There’s something about public transit that keeps visitors and volunteers coming back to the trolley museum, Orlando said. The preserved trains evoke a sense of history, of nostalgia, of interconnectedness. People who come can just tell that the Seashore Trolley Museum is a special place.

“People really have a respect for what we’ve been able to do,” Orlando said. In 1947, a forest fire in the woods at the periphery of the museum’s campus threatened to destroy its collection. “Our neighbors literally sacrificed their own farmlands to come and pour water on our land.”

But not every MBTA train gets a cushy retirement package with such devoted stewards.

‘It could come back as anything’

If, like me, you had a certain fondness for the blocky profile and imitation-wood paneling of the somewhat-dilapidated (retro?) Orange Line trains the MBTA decommissioned last fall, then I’m sorry to say: Those cars are getting chopped up into little pieces. 

After the asbestos abatement, that is.

Because the majority of old T trains do not get to retire to greener pastures in Maine.

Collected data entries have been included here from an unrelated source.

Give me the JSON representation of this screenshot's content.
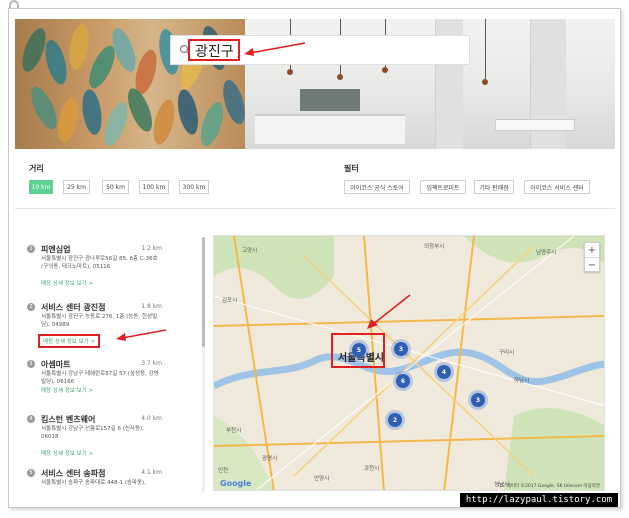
{
  "search": {
    "value": "광진구"
  },
  "filters": {
    "distance_label": "거리",
    "distances": [
      "10 km",
      "25 km",
      "50 km",
      "100 km",
      "300 km"
    ],
    "active_distance": "10 km",
    "filter_label": "필터",
    "types": [
      "아이코스 공식 스토어",
      "임팩트로미트",
      "기타 판매점",
      "아이코스 서비스 센터"
    ]
  },
  "stores": [
    {
      "num": "1",
      "name": "피엔심업",
      "dist": "1.2 km",
      "address": "서울특별시 광진구 광나루로56길 85, 6층 C-36호 (구의동, 테크노마트), 05116",
      "link": "매장 상세 정보 보기 >"
    },
    {
      "num": "2",
      "name": "서비스 센터 광진점",
      "dist": "1.8 km",
      "address": "서울특별시 광진구 능동로 276, 1층 (능동, 한성빌딩), 04989",
      "link": "매장 상세 정보 보기 >"
    },
    {
      "num": "3",
      "name": "아셈마트",
      "dist": "3.7 km",
      "address": "서울특별시 강남구 테헤란로87길 57 (삼성동, 강영빌딩), 06166",
      "link": "매장 상세 정보 보기 >"
    },
    {
      "num": "4",
      "name": "킴스턴 벤츠웨어",
      "dist": "4.0 km",
      "address": "서울특별시 강남구 선릉로157길 6 (신사동), 06018",
      "link": "매장 상세 정보 보기 >"
    },
    {
      "num": "5",
      "name": "서비스 센터 송파점",
      "dist": "4.1 km",
      "address": "서울특별시 송파구 송파대로 448-1 (송파동),",
      "link": ""
    }
  ],
  "map": {
    "city_label": "서울특별시",
    "clusters": [
      "5",
      "3",
      "6",
      "4",
      "3",
      "2"
    ],
    "towns": [
      "고양시",
      "남양주시",
      "의정부시",
      "구리시",
      "하남시",
      "성남시",
      "과천시",
      "광명시",
      "부천시",
      "김포시",
      "인천",
      "안양시",
      "서울"
    ],
    "logo": "Google",
    "attribution": "지도 데이터 ©2017 Google, SK telecom 이용약관",
    "zoom_in": "+",
    "zoom_out": "−"
  },
  "watermark": "http://lazypaul.tistory.com",
  "colors": {
    "accent": "#5bd28f",
    "link": "#3aa672",
    "cluster": "#2f5fb3",
    "annotation": "#e02020"
  }
}
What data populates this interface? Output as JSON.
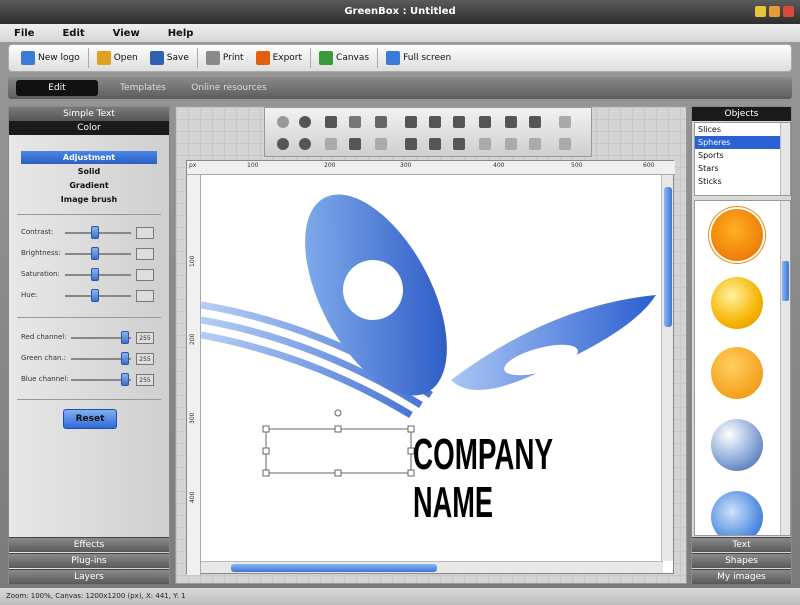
{
  "window": {
    "title": "GreenBox : Untitled"
  },
  "menu": [
    "File",
    "Edit",
    "View",
    "Help"
  ],
  "toolbar": [
    {
      "label": "New logo",
      "icon": "new-logo-icon",
      "color": "#3a7bd5"
    },
    {
      "label": "Open",
      "icon": "open-folder-icon",
      "color": "#e0a020"
    },
    {
      "label": "Save",
      "icon": "save-disk-icon",
      "color": "#3160b0"
    },
    {
      "label": "Print",
      "icon": "printer-icon",
      "color": "#8a8a8a"
    },
    {
      "label": "Export",
      "icon": "export-icon",
      "color": "#e06010"
    },
    {
      "label": "Canvas",
      "icon": "canvas-icon",
      "color": "#3a9a3a"
    },
    {
      "label": "Full screen",
      "icon": "full-screen-icon",
      "color": "#3a7bd5"
    }
  ],
  "tabs": [
    "Edit",
    "Templates",
    "Online resources"
  ],
  "left_panel": {
    "sections": [
      "Simple Text",
      "Color"
    ],
    "options": [
      "Adjustment",
      "Solid",
      "Gradient",
      "Image brush"
    ],
    "adjust_sliders": [
      {
        "label": "Contrast:",
        "value": "",
        "level": 0.5
      },
      {
        "label": "Brightness:",
        "value": "",
        "level": 0.5
      },
      {
        "label": "Saturation:",
        "value": "",
        "level": 0.5
      },
      {
        "label": "Hue:",
        "value": "",
        "level": 0.5
      }
    ],
    "channel_sliders": [
      {
        "label": "Red channel:",
        "value": "255",
        "level": 1
      },
      {
        "label": "Green chan.:",
        "value": "255",
        "level": 1
      },
      {
        "label": "Blue channel:",
        "value": "255",
        "level": 1
      }
    ],
    "reset_label": "Reset",
    "bottom": [
      "Effects",
      "Plug-ins",
      "Layers"
    ]
  },
  "canvas": {
    "ruler_unit": "px",
    "ruler_top": [
      "100",
      "200",
      "300",
      "400",
      "500",
      "600"
    ],
    "ruler_left": [
      "100",
      "200",
      "300",
      "400"
    ],
    "logo_text_1": "COMPANY",
    "logo_text_2": "NAME",
    "logo_color": "#2f6ad6"
  },
  "right_panel": {
    "header": "Objects",
    "list": [
      "Slices",
      "Spheres",
      "Sports",
      "Stars",
      "Sticks"
    ],
    "selected": "Spheres",
    "bottom": [
      "Text",
      "Shapes",
      "My images"
    ]
  },
  "status": "Zoom: 100%, Canvas: 1200x1200 (px), X: 441, Y: 1"
}
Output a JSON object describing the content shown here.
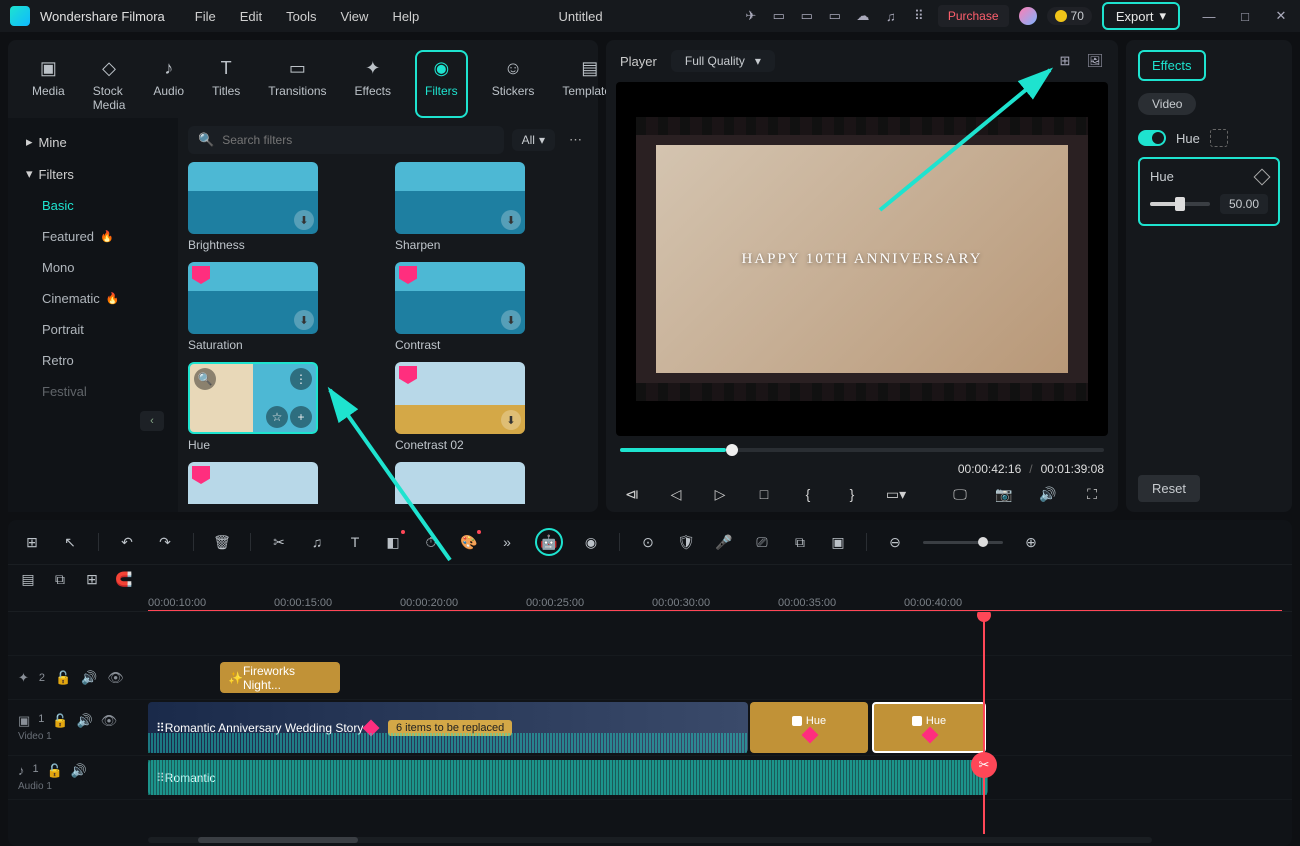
{
  "app_name": "Wondershare Filmora",
  "menus": [
    "File",
    "Edit",
    "Tools",
    "View",
    "Help"
  ],
  "document_title": "Untitled",
  "purchase": "Purchase",
  "credits": "70",
  "export": "Export",
  "tabs": {
    "media": "Media",
    "stock": "Stock Media",
    "audio": "Audio",
    "titles": "Titles",
    "transitions": "Transitions",
    "effects": "Effects",
    "filters": "Filters",
    "stickers": "Stickers",
    "templates": "Templates"
  },
  "sidebar": {
    "mine": "Mine",
    "filters": "Filters",
    "items": [
      "Basic",
      "Featured",
      "Mono",
      "Cinematic",
      "Portrait",
      "Retro",
      "Festival"
    ]
  },
  "search": {
    "placeholder": "Search filters",
    "filter_all": "All"
  },
  "gallery": [
    {
      "name": "Brightness"
    },
    {
      "name": "Sharpen"
    },
    {
      "name": "Saturation"
    },
    {
      "name": "Contrast"
    },
    {
      "name": "Hue"
    },
    {
      "name": "Conetrast 02"
    },
    {
      "name": ""
    },
    {
      "name": ""
    }
  ],
  "player": {
    "label": "Player",
    "quality": "Full Quality",
    "overlay_text": "HAPPY 10TH ANNIVERSARY",
    "time_current": "00:00:42:16",
    "time_total": "00:01:39:08"
  },
  "effects": {
    "tab": "Effects",
    "video": "Video",
    "hue_toggle": "Hue",
    "hue_label": "Hue",
    "hue_value": "50.00",
    "reset": "Reset"
  },
  "ruler": [
    "00:00:10:00",
    "00:00:15:00",
    "00:00:20:00",
    "00:00:25:00",
    "00:00:30:00",
    "00:00:35:00",
    "00:00:40:00"
  ],
  "tracks": {
    "fx2": "2",
    "video1_name": "Video 1",
    "audio1_name": "Audio 1",
    "fire_clip": "Fireworks Night...",
    "video_clip": "Romantic Anniversary Wedding Story",
    "replace_badge": "6 items to be replaced",
    "hue_clip": "Hue",
    "audio_clip": "Romantic"
  }
}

Instead, they’re sold to the highest bidder, usually a dismantling company, and broken down for scrap metal.

Dan Costello runs Costello Dismantling in Wareham, Massachusetts, which in 2022 won the bid to scrap 120 Orange Line trains put into service between 1979 and 1981. It’s not the first time Costello has worked with the MBTA, and he’s well-versed in train deconstruction.

Once the trains are asbestos-free, “we use big shears and heavy equipment to dismantle and cut that material and then sort it and shop it,” Costello explained.

The trains get cut down into two- to five-foot pieces of scrap, sorted by material, and shipped to the end user who recycles them into new metal products. 

“I couldn’t tell you exactly what it would be,” Costello said. “It could come back as anything.”

Costello had bad news for train enthusiasts hoping there might be a converted MBTA train out there they could call home for the night — in the vein of AirBnB offerings like this vintage “caboose cottage” in Waynesville, North Carolina, or this lovingly restored 1941 railcar-turned-summer rental in Lockhaven, Pennsylvania.

He’s had private buyers reach out to him about buying old T trains in the past, he said, but their half-baked ideas for converting them into cheap novelty housing failed to account for the “prohibitive” cost of transporting the hulking trains, which is a “highly regulated and permitted process.”

Just moving the old Orange Line trains from Boston to Wareham involves a series of engineering surveys by the Department of Transportation to make sure the roads they travel are structurally sound enough to support the trains, plus a police escort, Costello said. A bit more complicated than the average transit buff can handle.

Exactly what those old Orange Lines are reincarnated as may be a mystery, even to Costello, but one thing is certain. Lovingly preserved or unceremoniously recycled, MBTA trains never really die.